By Aislinn Laing and Miguel Lo Bianco
SANTIAGO/BUENOS AIRES (Reuters) – Conservationists are taking an unorthodox approach to save jaguars from dying out in Argentina’s northern forests: matchmaking a captive female with a wild male.
The unusual courtship of Tania, brought up in a zoo, and Qaramta, meaning “The One Who Cannot Be Destroyed” in the regional Qom language, began last year around a specially constructed enclosure in the dense forests of Argentina’s Impenetrable National Park.
With jaguars all but wiped out from the area, conservationists were thrilled in late 2019 to detect a young male, first by a pawprint in a muddy river bed, then using camera traps. Seeking a mate for him, they brought in Tania, who had produced cubs in a breeding programme in a neighbouring park after being donated by a local zoo.
Over nine months, the two jaguars got acquainted through the fence of her enclosure, their affectionate nuzzling and purring assuring handlers they would not fight. Once permits had been secured and Tania was in season, Qaramta was allowed into the enclosure for a face-to-face encounter.
Tania and Qaramta spent just under a week together bathing, sleeping and playing, watched by an anxious team of researchers.
“We could not fully verify that they mated because they went deep into the forest but we could see that they had a good time together,” Marisi Lopez, field coordinator for Rewilding Argentina, said in an interview. “There was no aggression and seemed to be a very good chemistry between them.”
Lopez’s rewilding group is a local partner of Tompkins Conservation, founded by the husband and wife team behind the North Face and Patagonia clothing brands which created the 320,000-acre Impenetrable National Park in 2014.
Since Qaramta’s release from the enclosure, he has returned to see Tania through the fence almost nightly and will be granted renewed access once she is in season again.

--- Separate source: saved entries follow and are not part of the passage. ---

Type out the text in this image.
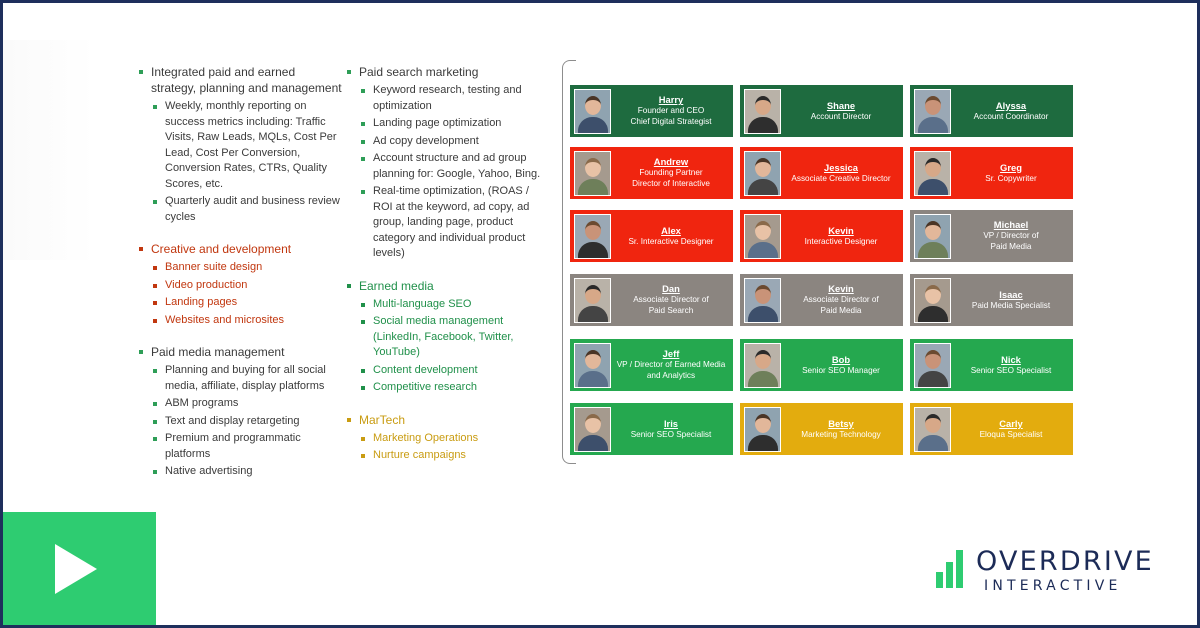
Integrated paid and earned strategy, planning and management
Weekly, monthly reporting on success metrics including: Traffic Visits, Raw Leads, MQLs, Cost Per Lead, Cost Per Conversion, Conversion Rates, CTRs, Quality Scores, etc.
Quarterly audit and business review cycles
Creative and development
Banner suite design
Video production
Landing pages
Websites and microsites
Paid media management
Planning and buying for all social media, affiliate, display platforms
ABM programs
Text and display retargeting
Premium and programmatic platforms
Native advertising
Paid search marketing
Keyword research, testing and optimization
Landing page optimization
Ad copy development
Account structure and ad group planning for: Google, Yahoo, Bing.
Real-time optimization, (ROAS / ROI at the keyword, ad copy, ad group, landing page, product category and individual product levels)
Earned media
Multi-language SEO
Social media management (LinkedIn, Facebook, Twitter, YouTube)
Content development
Competitive research
MarTech
Marketing Operations
Nurture campaigns
Harry
Founder and CEO
Chief Digital Strategist
Shane
Account Director
Alyssa
Account Coordinator
Andrew
Founding Partner
Director of Interactive
Jessica
Associate Creative Director
Greg
Sr. Copywriter
Alex
Sr. Interactive Designer
Kevin
Interactive Designer
Michael
VP / Director of
Paid Media
Dan
Associate Director of
Paid Search
Kevin
Associate Director of
Paid Media
Isaac
Paid Media Specialist
Jeff
VP / Director of Earned Media
and Analytics
Bob
Senior SEO Manager
Nick
Senior SEO Specialist
Iris
Senior SEO Specialist
Betsy
Marketing Technology
Carly
Eloqua Specialist
OVERDRIVE
INTERACTIVE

Meanwhile, Tania is being monitoring for signs of pregnancy.
The breeding of captive and wild big cats is thought to be a world-first, although project leaders sought advice from colleagues who had success with Iberian Lynxes in Spain.
Rewilding Argentina has bred captive jaguars in nearby Ibera National Park, along with giant anteaters and bare-faced curassows.
‘DESPERATE MOVE’
Howard Quigley, Jaguar Program director for Panthera, a global wild cat conservation organization, said the biggest hurdle of compatibility appeared to have been cleared.

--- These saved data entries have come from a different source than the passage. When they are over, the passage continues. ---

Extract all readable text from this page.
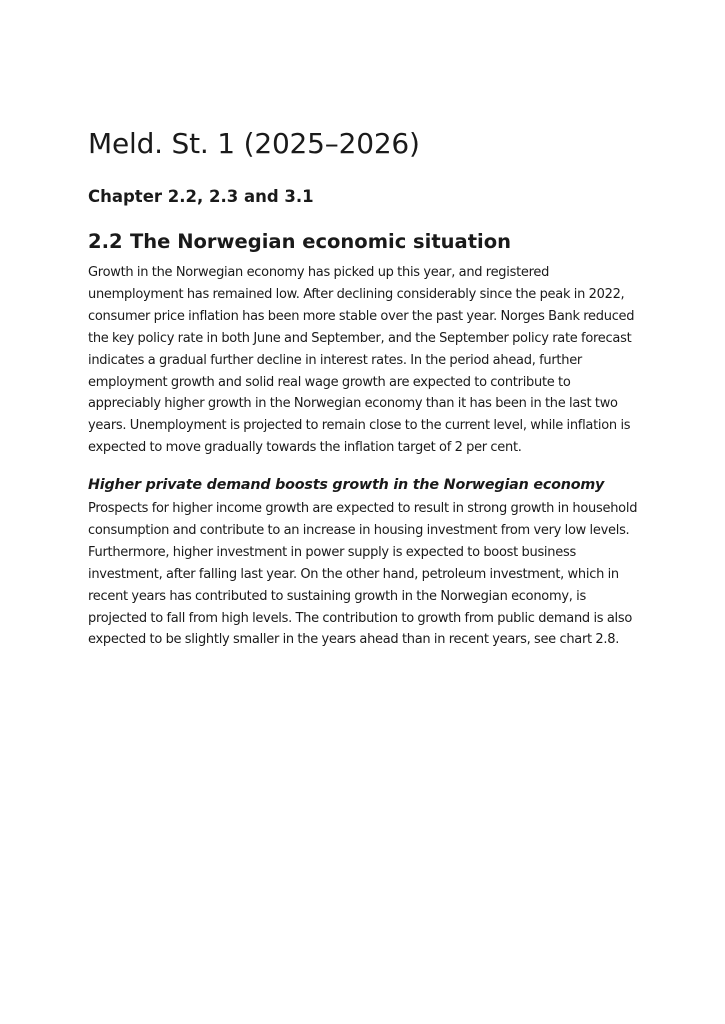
Meld. St. 1 (2025–2026)
Chapter 2.2, 2.3 and 3.1
2.2 The Norwegian economic situation

Growth in the Norwegian economy has picked up this year, and registered unemployment has remained low. After declining considerably since the peak in 2022, consumer price inflation has been more stable over the past year. Norges Bank reduced the key policy rate in both June and September, and the September policy rate forecast indicates a gradual further decline in interest rates. In the period ahead, further employment growth and solid real wage growth are expected to contribute to appreciably higher growth in the Norwegian economy than it has been in the last two years. Unemployment is projected to remain close to the current level, while inflation is expected to move gradually towards the inflation target of 2 per cent.

Higher private demand boosts growth in the Norwegian economy

Prospects for higher income growth are expected to result in strong growth in household consumption and contribute to an increase in housing investment from very low levels. Furthermore, higher investment in power supply is expected to boost business investment, after falling last year. On the other hand, petroleum investment, which in recent years has contributed to sustaining growth in the Norwegian economy, is projected to fall from high levels. The contribution to growth from public demand is also expected to be slightly smaller in the years ahead than in recent years, see chart 2.8.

“In zoos it’s not uncommon to have a female or male killed in these encounters,” he said. “In this case it looks like they’ve done their homework. Hopefully they now have a pregnant female who can be used for the next step.”
The plan may seem unorthodox but the traditional approach of protecting what remains is no longer enough given the extent of environmental degradation, said Sebastian di Martino, Rewilding Argentina’s conservation director.
“You have to go a step further and bring back what’s been lost. It’s a somewhat desperate move but there are really no other options. We do this or we lose the jaguar.”
In the worst case scenario, he said, Qaramta could be caught by hunters before he manages to impregnate Tania. In the best, their couplings will produce cubs, making them progenitors in the bid to repopulate one of the Americas’ most iconic apex predators, and their offspring a potent symbol of the value of ambition in conservation.
The Americas’ largest feline, jaguars have lost over half their historical range from the southern United States to Argentina. Remaining populations in isolated pockets are unable to find mates.
In Argentina’s northern Chaco region, home to Impenetrable National Park, just 20 are thought to still survive.
When predators die out, Di Martino said, the populations of the herbivores they hunt surges, unbalancing ecosystems and damaging vegetation key to keeping carbon dioxide levels in check.
Predators also play an important role in weeding out sick animals, he added, slowing the spread of zoonotic diseases such as the coronavirus.